If, as a young clerk, re-dating a stack of trust deeds at 3 in the morning after a bished execution[1], you have ever regarded the clock, shaken your head and asked yourself, “is there really no better way to do this?” then you have looked into the tedial abyss. Careful, lest it looks back into you.

Superficial tedium versus intrinsic tedium

Most meetings are tedious. Almost all operating committees are. But — and loathe as I am to speak a word in support of these ghastly assemblies, here goes — the idea of an opco isn’t utterly stupid: in a large organisation oversight of the distributed governance is important, so the onus is on those presenting at opcos to present material that is innately important, and therefore interesting — and no, internal audit, that does not include news of your own internal reorganisation — in a way that is likely to impact somehow on the consciousness of those poor saps required to attend.
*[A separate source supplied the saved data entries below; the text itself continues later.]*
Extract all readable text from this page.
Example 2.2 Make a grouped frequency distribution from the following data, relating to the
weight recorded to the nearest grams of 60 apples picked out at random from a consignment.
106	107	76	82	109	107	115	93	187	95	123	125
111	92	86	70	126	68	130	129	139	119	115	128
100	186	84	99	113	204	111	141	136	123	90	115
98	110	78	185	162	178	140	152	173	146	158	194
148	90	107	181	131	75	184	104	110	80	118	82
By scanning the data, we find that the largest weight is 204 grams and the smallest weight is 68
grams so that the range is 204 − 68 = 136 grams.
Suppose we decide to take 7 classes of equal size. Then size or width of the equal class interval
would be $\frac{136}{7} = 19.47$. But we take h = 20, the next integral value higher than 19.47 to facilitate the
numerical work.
VARY YOUR TONE, FOR GOD’S SAKE. LEARN THE BASIC RUDIMENTS OF HOW TO ADDRESS A LARGE GROUP OF PEOPLE.

Speak to your slides: don’t just read the godforsaken things out.

The third law of worker entropy

The JC’s third law of worker entropy, also known as “the law of inevitable tedium”: There is a 100% correlation between

(i) activities that, however important they might seem, in fact have no value, and
(ii) activities that are tedious.

All other things being equal, if an activity is tedious, it is wasteful. If it is wasteful, you shouldn’t do it.

If an activity is 25% tedious it is 25% wasteful.

See also

References

  1. You may think this has the searing scar of verisimilitude about it. You would be right.